I have the following code:
bool f()
{
command = "mkdir -p /\/\/";
result = aSystemCall(command);
if (result == ...
}
BOOST_AUTO_TEST_CASE(BadDir)
{
BOOST_CHECK_EQUAL(false, f());
}
If I execute command
in command line, I get a permission denied error. I'm aware of this. That's exactly what I want to test.aSystemCall
executes the command as a child process. As the child exits with a nonzero error for this command, aSystemCall
returns an error. It doesn't throw.
If I run BadDir
test case in command line, the code after aSystemCall
is never executed, and the test fails, with the following output:
mkdir: cannot create directory '/\/\/': Permission denied
unknown location(0): fatal error in "BadDir": child has exited; pid: 25356; uid: 19753; exit value: 1
test.cpp(100): last checkpoint
Leaving test case "BadDir"; testing time: 10ms
Leaving test suite "Test"
Leaving test suite "Master Test Suite"
If I run BadDir
test case within gdb, aSystemCall
returns, the result can be checked, and the test passes.
Is there a way to telling boost::unit_test to filter out possible errors like this one, so that execution can continue? I've tried BOOST_AUTO_TEST_CASE_EXPECTED_FAILURE(blah, 1)

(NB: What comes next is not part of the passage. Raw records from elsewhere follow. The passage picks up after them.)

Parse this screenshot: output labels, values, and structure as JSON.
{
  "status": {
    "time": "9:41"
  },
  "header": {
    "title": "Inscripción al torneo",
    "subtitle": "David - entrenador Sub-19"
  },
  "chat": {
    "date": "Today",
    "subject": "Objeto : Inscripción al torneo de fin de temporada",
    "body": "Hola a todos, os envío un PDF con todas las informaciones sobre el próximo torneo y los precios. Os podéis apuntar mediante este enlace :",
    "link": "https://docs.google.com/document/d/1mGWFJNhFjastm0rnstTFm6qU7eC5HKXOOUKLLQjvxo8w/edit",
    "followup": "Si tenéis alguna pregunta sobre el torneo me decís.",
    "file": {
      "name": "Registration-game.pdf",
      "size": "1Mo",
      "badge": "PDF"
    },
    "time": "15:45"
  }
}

, but this is just to tell boost::unit_test that you are expecting a failure. It reports failure detected (failure expected) in test. I would like a passed test situation instead.

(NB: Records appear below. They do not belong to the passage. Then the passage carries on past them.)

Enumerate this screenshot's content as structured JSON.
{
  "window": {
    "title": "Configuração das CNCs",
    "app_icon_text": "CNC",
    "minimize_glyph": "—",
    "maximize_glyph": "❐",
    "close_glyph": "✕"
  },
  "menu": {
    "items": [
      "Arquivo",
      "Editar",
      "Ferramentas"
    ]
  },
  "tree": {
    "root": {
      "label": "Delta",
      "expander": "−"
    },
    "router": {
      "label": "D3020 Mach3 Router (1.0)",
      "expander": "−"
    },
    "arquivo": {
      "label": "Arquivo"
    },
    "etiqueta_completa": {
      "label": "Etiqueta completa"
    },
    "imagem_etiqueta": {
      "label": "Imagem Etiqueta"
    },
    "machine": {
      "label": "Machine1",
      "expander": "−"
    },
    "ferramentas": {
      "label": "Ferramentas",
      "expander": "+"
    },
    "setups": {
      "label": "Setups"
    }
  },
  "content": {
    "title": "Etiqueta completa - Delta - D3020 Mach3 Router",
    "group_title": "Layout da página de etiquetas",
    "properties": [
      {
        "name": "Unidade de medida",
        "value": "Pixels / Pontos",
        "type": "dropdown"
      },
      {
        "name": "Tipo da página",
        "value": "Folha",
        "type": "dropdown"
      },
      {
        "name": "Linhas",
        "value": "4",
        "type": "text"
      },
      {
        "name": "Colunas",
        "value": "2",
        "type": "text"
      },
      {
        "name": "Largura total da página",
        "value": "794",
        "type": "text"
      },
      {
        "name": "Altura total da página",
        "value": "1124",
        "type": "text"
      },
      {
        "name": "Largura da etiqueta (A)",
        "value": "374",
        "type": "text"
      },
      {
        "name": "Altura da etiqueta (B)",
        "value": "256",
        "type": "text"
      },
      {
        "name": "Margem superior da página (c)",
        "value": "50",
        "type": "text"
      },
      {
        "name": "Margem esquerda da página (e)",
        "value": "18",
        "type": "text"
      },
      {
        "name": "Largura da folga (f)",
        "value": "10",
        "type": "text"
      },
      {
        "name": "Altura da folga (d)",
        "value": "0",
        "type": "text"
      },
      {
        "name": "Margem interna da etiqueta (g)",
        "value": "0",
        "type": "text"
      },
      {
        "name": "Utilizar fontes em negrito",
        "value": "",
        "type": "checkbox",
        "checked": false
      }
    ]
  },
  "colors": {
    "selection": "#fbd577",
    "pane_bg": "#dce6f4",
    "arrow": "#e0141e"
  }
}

First of all i get this odd behavior only on Linux.
I've found that Boost.Test changes the way it handles child exit codes with the deploy model you choose.
If you are using static linking of boost libraries or the "all in one" header boost/test/included/unit_test.hpp
inserting a define:
#define BOOST_TEST_IGNORE_NON_ZERO_CHILD_CODE
before any include directive solves the problem.
If you are using dynamic linking, this isn't enough. You have either to call the resulting test with the command line option "--catch_system_errors=no" or define the following environment variable.
export BOOST_TEST_CATCH_SYSTEM_ERRORS="no"
I'm using boost 1.52 and 1.57, GCC 4.7.2, on a debian wheezy.